Her qualifications include a double degree in Law and Health Science, majoring in Public Health. This gives her a broad knowledge base across public health, health promotion and equity, hauora Māori, community development, social work, health policy, human rights, medico-law, and the socioeconomic and geopolitical implications on health, wellbeing and community success. She’s also been a recipient of the University of Otago Leaders of Tomorrow Scholarship and has completed two years of te reo Māori.
Te Hau Toka Chair Adell Cox says the group is excited to welcome Ella and believes that her passion, skills and knowledge, particularly in youth advocacy and care, will strengthen the team.
“Ella brings a fresh perspective and real insights into the difficulties our young people are facing. This will be particularly helpful as we focus on rolling out initiatives like the Youth Mental Health First Aid Programme.”
Ms Cox says that the impacts of COVID have amplified some of the pre-existing challenges the region faced as well as bringing new ones which is why Te Hau Toka has extended its support of the navigator role.
“There’s been a lot of great mahi so far but there’s still a lot to do to help our communities recover. Our primary goal is to keep people well before they get to the stage of needing acute clinical care so promotion, prevention and early intervention are key.
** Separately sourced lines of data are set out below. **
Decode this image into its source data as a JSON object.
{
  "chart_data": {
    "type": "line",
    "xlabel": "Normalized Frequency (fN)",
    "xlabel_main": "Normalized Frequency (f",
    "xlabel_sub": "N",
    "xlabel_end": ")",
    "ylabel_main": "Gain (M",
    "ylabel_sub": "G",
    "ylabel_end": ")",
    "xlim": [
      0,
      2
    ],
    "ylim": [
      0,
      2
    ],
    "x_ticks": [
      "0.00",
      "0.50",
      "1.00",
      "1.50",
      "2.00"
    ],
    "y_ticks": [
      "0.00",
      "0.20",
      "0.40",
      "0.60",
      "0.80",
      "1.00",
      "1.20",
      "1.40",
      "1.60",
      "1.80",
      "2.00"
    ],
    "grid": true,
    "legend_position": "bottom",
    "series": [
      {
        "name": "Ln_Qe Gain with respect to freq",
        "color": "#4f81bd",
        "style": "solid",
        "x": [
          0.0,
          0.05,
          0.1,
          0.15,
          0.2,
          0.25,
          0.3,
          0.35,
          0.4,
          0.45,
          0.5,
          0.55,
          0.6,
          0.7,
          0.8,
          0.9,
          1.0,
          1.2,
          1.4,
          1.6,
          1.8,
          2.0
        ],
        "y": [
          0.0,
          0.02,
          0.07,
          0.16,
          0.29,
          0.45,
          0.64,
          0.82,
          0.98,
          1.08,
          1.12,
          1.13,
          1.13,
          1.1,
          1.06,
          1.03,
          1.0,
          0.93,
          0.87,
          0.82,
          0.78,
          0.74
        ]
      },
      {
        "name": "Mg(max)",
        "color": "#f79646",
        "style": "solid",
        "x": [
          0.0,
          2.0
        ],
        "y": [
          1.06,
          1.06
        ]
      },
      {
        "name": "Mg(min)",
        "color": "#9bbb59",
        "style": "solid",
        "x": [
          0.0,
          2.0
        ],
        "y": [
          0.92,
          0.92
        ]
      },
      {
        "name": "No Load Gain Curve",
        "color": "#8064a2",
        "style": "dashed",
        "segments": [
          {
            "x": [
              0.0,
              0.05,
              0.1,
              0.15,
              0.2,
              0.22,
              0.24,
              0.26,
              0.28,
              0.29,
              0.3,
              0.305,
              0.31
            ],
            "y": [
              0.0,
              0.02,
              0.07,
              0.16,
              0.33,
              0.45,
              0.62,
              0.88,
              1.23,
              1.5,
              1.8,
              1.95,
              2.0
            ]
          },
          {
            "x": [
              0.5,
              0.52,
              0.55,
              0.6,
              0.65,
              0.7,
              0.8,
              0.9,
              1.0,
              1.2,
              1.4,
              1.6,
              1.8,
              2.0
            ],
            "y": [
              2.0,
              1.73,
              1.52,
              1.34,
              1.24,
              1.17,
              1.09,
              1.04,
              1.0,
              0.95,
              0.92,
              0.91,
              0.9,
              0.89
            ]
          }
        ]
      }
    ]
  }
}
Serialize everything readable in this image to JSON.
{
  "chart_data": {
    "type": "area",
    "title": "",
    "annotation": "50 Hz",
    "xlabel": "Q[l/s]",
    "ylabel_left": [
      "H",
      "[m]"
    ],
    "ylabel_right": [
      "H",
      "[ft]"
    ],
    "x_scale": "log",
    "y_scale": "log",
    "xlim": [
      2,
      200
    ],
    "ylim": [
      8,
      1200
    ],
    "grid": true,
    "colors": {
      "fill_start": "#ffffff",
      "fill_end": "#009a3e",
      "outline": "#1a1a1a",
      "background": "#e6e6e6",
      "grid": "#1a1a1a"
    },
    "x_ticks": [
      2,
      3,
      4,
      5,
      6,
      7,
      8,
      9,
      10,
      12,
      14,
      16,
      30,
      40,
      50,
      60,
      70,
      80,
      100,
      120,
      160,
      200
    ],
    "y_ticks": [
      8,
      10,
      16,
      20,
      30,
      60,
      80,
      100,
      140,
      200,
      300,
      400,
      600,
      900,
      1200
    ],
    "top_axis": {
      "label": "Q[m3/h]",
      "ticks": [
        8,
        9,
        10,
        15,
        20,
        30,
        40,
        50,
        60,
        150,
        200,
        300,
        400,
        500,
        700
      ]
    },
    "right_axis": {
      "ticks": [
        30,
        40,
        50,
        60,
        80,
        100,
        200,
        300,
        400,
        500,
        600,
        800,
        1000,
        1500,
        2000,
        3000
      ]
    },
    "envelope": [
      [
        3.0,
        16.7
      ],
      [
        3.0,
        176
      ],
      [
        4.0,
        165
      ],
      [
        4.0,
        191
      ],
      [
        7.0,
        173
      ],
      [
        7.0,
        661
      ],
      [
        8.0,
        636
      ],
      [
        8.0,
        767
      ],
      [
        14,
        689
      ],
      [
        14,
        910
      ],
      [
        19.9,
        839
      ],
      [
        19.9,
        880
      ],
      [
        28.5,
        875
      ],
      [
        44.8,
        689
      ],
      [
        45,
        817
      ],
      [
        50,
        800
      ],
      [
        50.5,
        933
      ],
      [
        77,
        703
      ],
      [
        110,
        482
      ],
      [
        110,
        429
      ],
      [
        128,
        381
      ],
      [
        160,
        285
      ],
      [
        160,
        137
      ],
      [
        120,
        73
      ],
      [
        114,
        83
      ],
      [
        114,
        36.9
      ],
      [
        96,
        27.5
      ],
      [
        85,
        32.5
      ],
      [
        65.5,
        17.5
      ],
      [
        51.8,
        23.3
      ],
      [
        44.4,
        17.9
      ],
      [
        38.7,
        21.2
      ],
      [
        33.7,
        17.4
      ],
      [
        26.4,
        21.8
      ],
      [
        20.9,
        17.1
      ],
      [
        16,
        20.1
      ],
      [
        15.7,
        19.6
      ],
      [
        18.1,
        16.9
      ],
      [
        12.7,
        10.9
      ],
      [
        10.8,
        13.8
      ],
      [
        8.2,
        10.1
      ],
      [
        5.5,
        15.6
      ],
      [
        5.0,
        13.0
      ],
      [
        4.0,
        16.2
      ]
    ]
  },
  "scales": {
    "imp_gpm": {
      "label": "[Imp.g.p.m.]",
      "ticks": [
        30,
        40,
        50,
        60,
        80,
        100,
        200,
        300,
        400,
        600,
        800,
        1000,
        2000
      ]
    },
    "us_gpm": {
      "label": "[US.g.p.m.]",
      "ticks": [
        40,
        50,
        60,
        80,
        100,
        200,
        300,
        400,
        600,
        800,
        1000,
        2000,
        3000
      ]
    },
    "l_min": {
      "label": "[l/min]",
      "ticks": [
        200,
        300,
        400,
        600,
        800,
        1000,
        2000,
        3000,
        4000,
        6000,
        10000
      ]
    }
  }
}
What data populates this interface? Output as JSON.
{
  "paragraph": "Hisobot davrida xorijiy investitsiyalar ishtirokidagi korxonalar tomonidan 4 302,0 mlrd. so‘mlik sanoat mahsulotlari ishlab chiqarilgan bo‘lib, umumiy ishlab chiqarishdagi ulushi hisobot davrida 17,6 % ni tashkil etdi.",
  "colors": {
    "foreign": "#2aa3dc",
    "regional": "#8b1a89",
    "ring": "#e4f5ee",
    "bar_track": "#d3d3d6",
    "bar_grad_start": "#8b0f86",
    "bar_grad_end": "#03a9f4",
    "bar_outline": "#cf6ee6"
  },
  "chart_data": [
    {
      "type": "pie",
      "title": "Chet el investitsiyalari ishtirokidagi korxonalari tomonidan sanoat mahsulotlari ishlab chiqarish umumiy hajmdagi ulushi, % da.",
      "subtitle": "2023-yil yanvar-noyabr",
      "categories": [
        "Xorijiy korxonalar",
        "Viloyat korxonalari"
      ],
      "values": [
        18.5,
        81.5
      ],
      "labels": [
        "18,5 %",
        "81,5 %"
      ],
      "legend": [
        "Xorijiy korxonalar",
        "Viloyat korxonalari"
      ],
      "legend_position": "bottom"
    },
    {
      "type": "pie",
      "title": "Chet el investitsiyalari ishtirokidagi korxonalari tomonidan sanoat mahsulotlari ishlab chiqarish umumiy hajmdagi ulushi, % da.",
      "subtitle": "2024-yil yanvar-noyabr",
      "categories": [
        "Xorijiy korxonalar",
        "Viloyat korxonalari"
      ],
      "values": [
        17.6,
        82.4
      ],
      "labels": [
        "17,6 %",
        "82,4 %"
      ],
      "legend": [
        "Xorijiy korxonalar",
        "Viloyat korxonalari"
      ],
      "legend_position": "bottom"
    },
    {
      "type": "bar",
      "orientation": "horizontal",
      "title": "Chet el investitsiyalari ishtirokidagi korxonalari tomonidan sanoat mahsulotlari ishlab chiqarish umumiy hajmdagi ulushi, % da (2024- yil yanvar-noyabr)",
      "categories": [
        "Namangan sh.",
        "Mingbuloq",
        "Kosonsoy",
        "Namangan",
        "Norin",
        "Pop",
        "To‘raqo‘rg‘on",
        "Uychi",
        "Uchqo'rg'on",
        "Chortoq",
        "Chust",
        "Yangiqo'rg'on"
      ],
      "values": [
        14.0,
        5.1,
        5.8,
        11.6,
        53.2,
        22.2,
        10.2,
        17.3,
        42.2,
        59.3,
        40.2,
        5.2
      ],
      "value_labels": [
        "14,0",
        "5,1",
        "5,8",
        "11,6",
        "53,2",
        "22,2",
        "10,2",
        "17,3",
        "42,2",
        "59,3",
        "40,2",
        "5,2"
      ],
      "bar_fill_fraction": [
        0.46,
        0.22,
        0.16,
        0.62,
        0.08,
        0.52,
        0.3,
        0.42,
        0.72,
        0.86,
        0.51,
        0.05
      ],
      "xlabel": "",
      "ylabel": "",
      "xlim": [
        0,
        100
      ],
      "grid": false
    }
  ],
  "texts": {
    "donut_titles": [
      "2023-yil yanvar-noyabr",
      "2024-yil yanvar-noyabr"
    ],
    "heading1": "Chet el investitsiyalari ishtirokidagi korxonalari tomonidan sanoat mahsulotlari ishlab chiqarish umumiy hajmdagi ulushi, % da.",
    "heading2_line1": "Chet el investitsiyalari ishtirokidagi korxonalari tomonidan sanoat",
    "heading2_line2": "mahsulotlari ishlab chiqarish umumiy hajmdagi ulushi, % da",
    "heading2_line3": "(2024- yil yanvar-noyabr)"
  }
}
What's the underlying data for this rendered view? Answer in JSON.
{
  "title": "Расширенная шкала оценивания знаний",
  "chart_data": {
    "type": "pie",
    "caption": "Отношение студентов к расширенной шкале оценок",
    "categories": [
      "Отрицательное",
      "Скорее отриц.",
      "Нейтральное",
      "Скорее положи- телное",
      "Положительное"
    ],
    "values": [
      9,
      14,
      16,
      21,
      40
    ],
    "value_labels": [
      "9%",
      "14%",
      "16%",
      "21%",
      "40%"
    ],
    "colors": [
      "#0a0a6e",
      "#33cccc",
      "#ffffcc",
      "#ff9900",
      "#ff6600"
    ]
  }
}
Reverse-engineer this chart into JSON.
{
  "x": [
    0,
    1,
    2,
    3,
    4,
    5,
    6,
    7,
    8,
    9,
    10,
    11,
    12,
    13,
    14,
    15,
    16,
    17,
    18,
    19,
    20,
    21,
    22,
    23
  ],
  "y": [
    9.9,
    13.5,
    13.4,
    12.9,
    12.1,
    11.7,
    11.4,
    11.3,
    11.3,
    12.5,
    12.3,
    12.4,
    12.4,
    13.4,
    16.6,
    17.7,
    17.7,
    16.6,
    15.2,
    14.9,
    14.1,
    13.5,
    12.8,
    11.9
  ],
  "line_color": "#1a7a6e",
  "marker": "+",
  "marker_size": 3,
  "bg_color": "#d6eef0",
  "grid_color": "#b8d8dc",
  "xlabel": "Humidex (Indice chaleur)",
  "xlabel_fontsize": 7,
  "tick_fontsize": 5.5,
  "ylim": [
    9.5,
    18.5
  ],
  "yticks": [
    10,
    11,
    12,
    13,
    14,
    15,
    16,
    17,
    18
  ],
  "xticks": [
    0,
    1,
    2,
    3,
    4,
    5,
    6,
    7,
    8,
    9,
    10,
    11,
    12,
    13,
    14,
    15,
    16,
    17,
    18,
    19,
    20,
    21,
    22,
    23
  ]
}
We need to keep the spotlight on why it’s so important for people to prioritise their mental health and wellbeing and encourage them to seek help early so that they receive the right supports to get them back on track.
“Having someone who can navigate the system and act as a connector has proven to be really helpful.
Ella originally hails from Oamaru but her family has always had deep community ties to the region and she will be living full-time in Queenstown.
She’s keen to “get stuck in” and is looking forward to working with the Te Hau Toka team and building a strong network of relationships with healthcare and social agencies, community groups and leaders.
“I’m passionate about bringing the joy in tough times and thoroughly enjoy working alongside communities to help improve their health and wellbeing. I also want to find opportunities to create meaningful, equitable and sustainable change in this space, from grassroots prevention to national policy.”
The Mental Wellbeing Navigator role will be funded by the Te Hau Toka group and work out of the Central Lakes Family Services offices across the region.